Questions and Answers

Question jw5igyacjyPIFGDEjzXe

Question

A company wants to use machine learning (ML) to perform analytics on data that is in an Amazon S3 data lake. The company has two data transformation requirements that will give consumers within the company the ability to create reports.

The company must perform daily transformations on 300 GB of data that is in a variety format that must arrive in Amazon S3 at a scheduled time. The company must perform one-time transformations of terabytes of archived data that is in the S3 data lake. The company uses Amazon Managed Workflows for Apache Airflow (Amazon MWAA) Directed Acyclic Graphs (DAGs) to orchestrate processing.

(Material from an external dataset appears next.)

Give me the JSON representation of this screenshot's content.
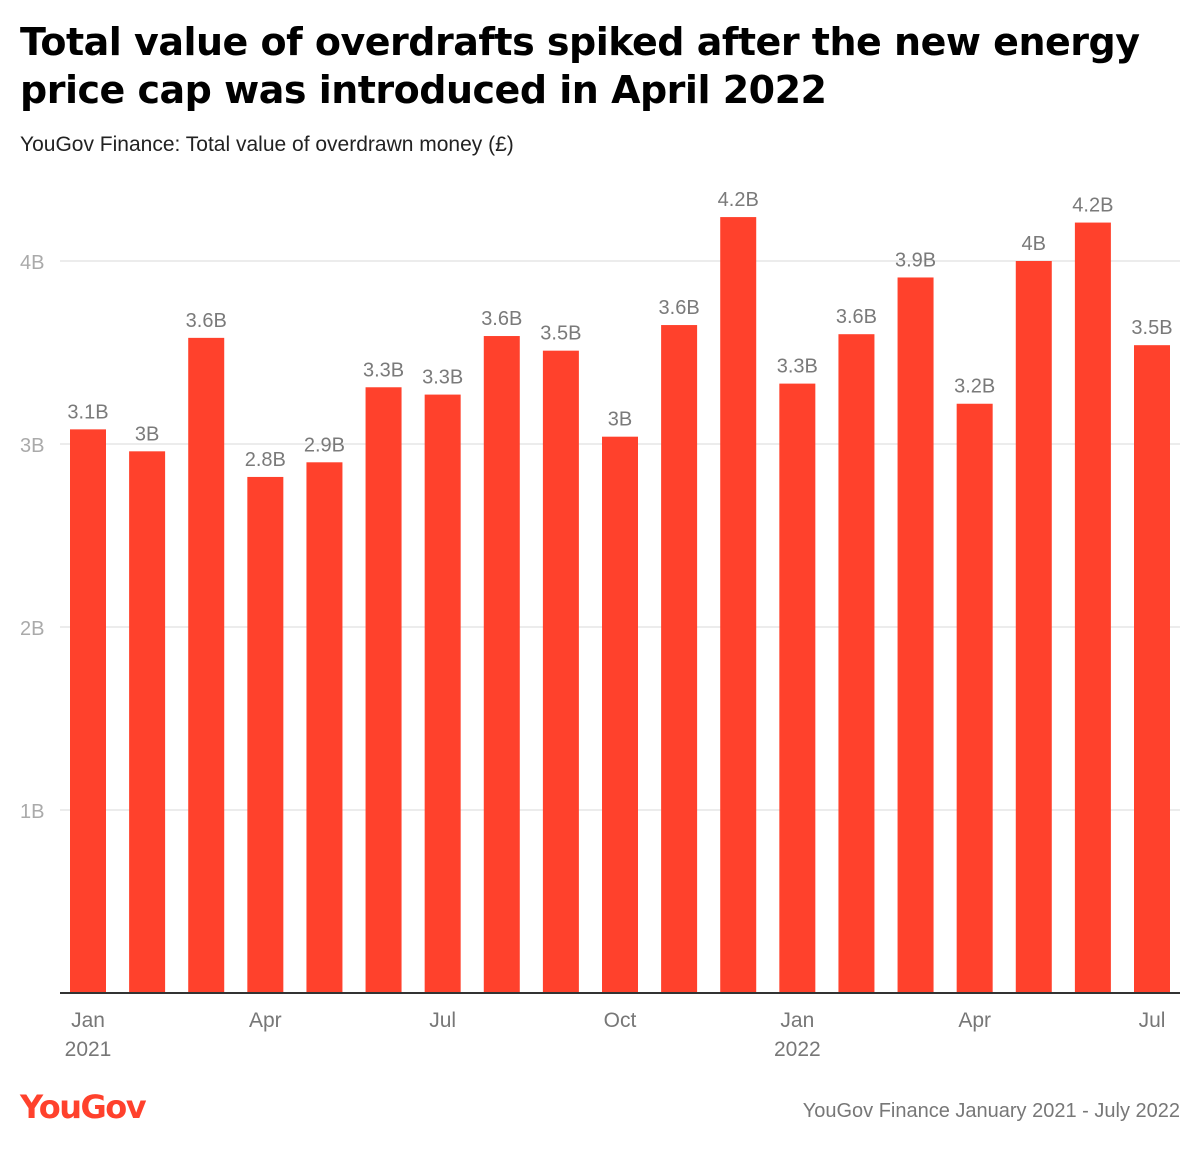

Which combination of tasks should the company schedule in the Amazon MWAA DAGs to meet these requirements MOST cost-effectively? (Choose two.)

Choices

  • A: For daily incoming data, use AWS Glue crawlers to scan and identify the schema.
  • B: For daily incoming data, use Amazon Athena to scan and identify the schema.
  • C: For daily incoming data, use Amazon Redshift to perform transformations.
  • D: For daily and archived data, use Amazon EMR to perform data transformations.
  • E: For archived data, use Amazon SageMaker to perform data transformations.

Question POeLfaoMm1IkmxZNH7ll

Question

A retail company uses AWS Glue for extract, transform, and load (ETL) operations on a dataset that contains information about customer orders. The company wants to implement specific validation rules to ensure data accuracy and consistency.

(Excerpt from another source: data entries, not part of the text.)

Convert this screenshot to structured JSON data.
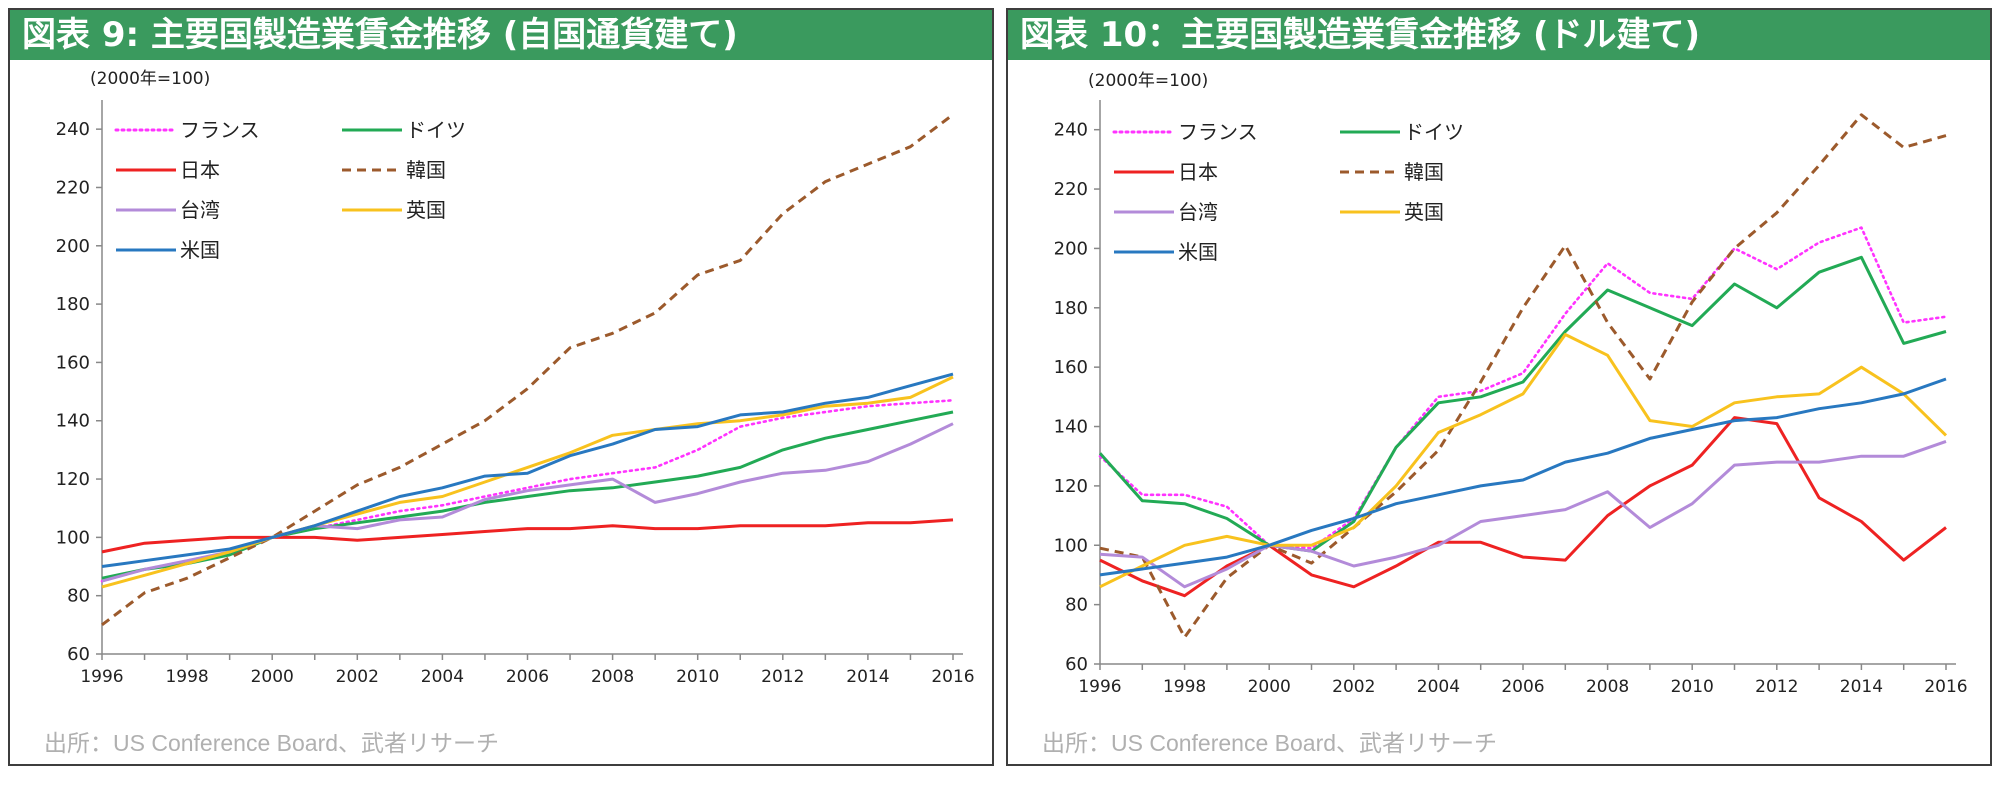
{
  "panels": [
    {
      "title": "図表 9: 主要国製造業賃金推移 (自国通貨建て)",
      "source": "出所：US Conference Board、武者リサーチ"
    },
    {
      "title": "図表 10：主要国製造業賃金推移 (ドル建て)",
      "source": "出所：US Conference Board、武者リサーチ"
    }
  ],
  "chart_data": [
    {
      "type": "line",
      "title": "",
      "unit_label": "(2000年=100)",
      "xlabel": "",
      "ylabel": "",
      "x": [
        1996,
        1997,
        1998,
        1999,
        2000,
        2001,
        2002,
        2003,
        2004,
        2005,
        2006,
        2007,
        2008,
        2009,
        2010,
        2011,
        2012,
        2013,
        2014,
        2015,
        2016
      ],
      "xticks": [
        "1996",
        "1998",
        "2000",
        "2002",
        "2004",
        "2006",
        "2008",
        "2010",
        "2012",
        "2014",
        "2016"
      ],
      "yticks": [
        "60",
        "80",
        "100",
        "120",
        "140",
        "160",
        "180",
        "200",
        "220",
        "240"
      ],
      "ylim": [
        60,
        250
      ],
      "grid": false,
      "legend": "top-left",
      "series": [
        {
          "name": "フランス",
          "color": "#ff33ff",
          "style": "dotted",
          "values": [
            85,
            89,
            92,
            95,
            100,
            103,
            106,
            109,
            111,
            114,
            117,
            120,
            122,
            124,
            130,
            138,
            141,
            143,
            145,
            146,
            147
          ]
        },
        {
          "name": "ドイツ",
          "color": "#22aa55",
          "style": "solid",
          "values": [
            86,
            89,
            91,
            94,
            100,
            103,
            105,
            107,
            109,
            112,
            114,
            116,
            117,
            119,
            121,
            124,
            130,
            134,
            137,
            140,
            143
          ]
        },
        {
          "name": "日本",
          "color": "#ee2222",
          "style": "solid",
          "values": [
            95,
            98,
            99,
            100,
            100,
            100,
            99,
            100,
            101,
            102,
            103,
            103,
            104,
            103,
            103,
            104,
            104,
            104,
            105,
            105,
            106
          ]
        },
        {
          "name": "韓国",
          "color": "#9c5a2c",
          "style": "dashed",
          "values": [
            70,
            81,
            86,
            93,
            100,
            109,
            118,
            124,
            132,
            140,
            151,
            165,
            170,
            177,
            190,
            195,
            211,
            222,
            228,
            234,
            245
          ]
        },
        {
          "name": "台湾",
          "color": "#b38bd9",
          "style": "solid",
          "values": [
            85,
            89,
            92,
            95,
            100,
            104,
            103,
            106,
            107,
            113,
            116,
            118,
            120,
            112,
            115,
            119,
            122,
            123,
            126,
            132,
            139
          ]
        },
        {
          "name": "英国",
          "color": "#f8c21e",
          "style": "solid",
          "values": [
            83,
            87,
            91,
            95,
            100,
            104,
            108,
            112,
            114,
            119,
            124,
            129,
            135,
            137,
            139,
            140,
            142,
            145,
            146,
            148,
            155
          ]
        },
        {
          "name": "米国",
          "color": "#2878c0",
          "style": "solid",
          "values": [
            90,
            92,
            94,
            96,
            100,
            104,
            109,
            114,
            117,
            121,
            122,
            128,
            132,
            137,
            138,
            142,
            143,
            146,
            148,
            152,
            156
          ]
        }
      ]
    },
    {
      "type": "line",
      "title": "",
      "unit_label": "(2000年=100)",
      "xlabel": "",
      "ylabel": "",
      "x": [
        1996,
        1997,
        1998,
        1999,
        2000,
        2001,
        2002,
        2003,
        2004,
        2005,
        2006,
        2007,
        2008,
        2009,
        2010,
        2011,
        2012,
        2013,
        2014,
        2015,
        2016
      ],
      "xticks": [
        "1996",
        "1998",
        "2000",
        "2002",
        "2004",
        "2006",
        "2008",
        "2010",
        "2012",
        "2014",
        "2016"
      ],
      "yticks": [
        "60",
        "80",
        "100",
        "120",
        "140",
        "160",
        "180",
        "200",
        "220",
        "240"
      ],
      "ylim": [
        60,
        250
      ],
      "grid": false,
      "legend": "top-left",
      "series": [
        {
          "name": "フランス",
          "color": "#ff33ff",
          "style": "dotted",
          "values": [
            130,
            117,
            117,
            113,
            100,
            99,
            109,
            133,
            150,
            152,
            158,
            178,
            195,
            185,
            183,
            200,
            193,
            202,
            207,
            175,
            177
          ]
        },
        {
          "name": "ドイツ",
          "color": "#22aa55",
          "style": "solid",
          "values": [
            131,
            115,
            114,
            109,
            100,
            98,
            108,
            133,
            148,
            150,
            155,
            172,
            186,
            180,
            174,
            188,
            180,
            192,
            197,
            168,
            172
          ]
        },
        {
          "name": "日本",
          "color": "#ee2222",
          "style": "solid",
          "values": [
            95,
            88,
            83,
            93,
            100,
            90,
            86,
            93,
            101,
            101,
            96,
            95,
            110,
            120,
            127,
            143,
            141,
            116,
            108,
            95,
            106
          ]
        },
        {
          "name": "韓国",
          "color": "#9c5a2c",
          "style": "dashed",
          "values": [
            99,
            96,
            69,
            89,
            100,
            94,
            106,
            118,
            132,
            155,
            180,
            201,
            175,
            156,
            182,
            200,
            212,
            228,
            245,
            234,
            238
          ]
        },
        {
          "name": "台湾",
          "color": "#b38bd9",
          "style": "solid",
          "values": [
            97,
            96,
            86,
            92,
            100,
            98,
            93,
            96,
            100,
            108,
            110,
            112,
            118,
            106,
            114,
            127,
            128,
            128,
            130,
            130,
            135
          ]
        },
        {
          "name": "英国",
          "color": "#f8c21e",
          "style": "solid",
          "values": [
            86,
            93,
            100,
            103,
            100,
            100,
            106,
            120,
            138,
            144,
            151,
            171,
            164,
            142,
            140,
            148,
            150,
            151,
            160,
            151,
            137
          ]
        },
        {
          "name": "米国",
          "color": "#2878c0",
          "style": "solid",
          "values": [
            90,
            92,
            94,
            96,
            100,
            105,
            109,
            114,
            117,
            120,
            122,
            128,
            131,
            136,
            139,
            142,
            143,
            146,
            148,
            151,
            156
          ]
        }
      ]
    }
  ]
}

Which solution will meet these requirements?

Choices

  • A: Use AWS Glue job bookmarks to track the data for accuracy and consistency.
  • B: Create custom AWS Glue Data Quality rulesets to define specific data quality checks.
  • C: Use the built-in AWS Glue Data Quality transforms for standard data quality validations.
  • D: Use AWS Glue Data Catalog to maintain a centralized data schema and metadata repository.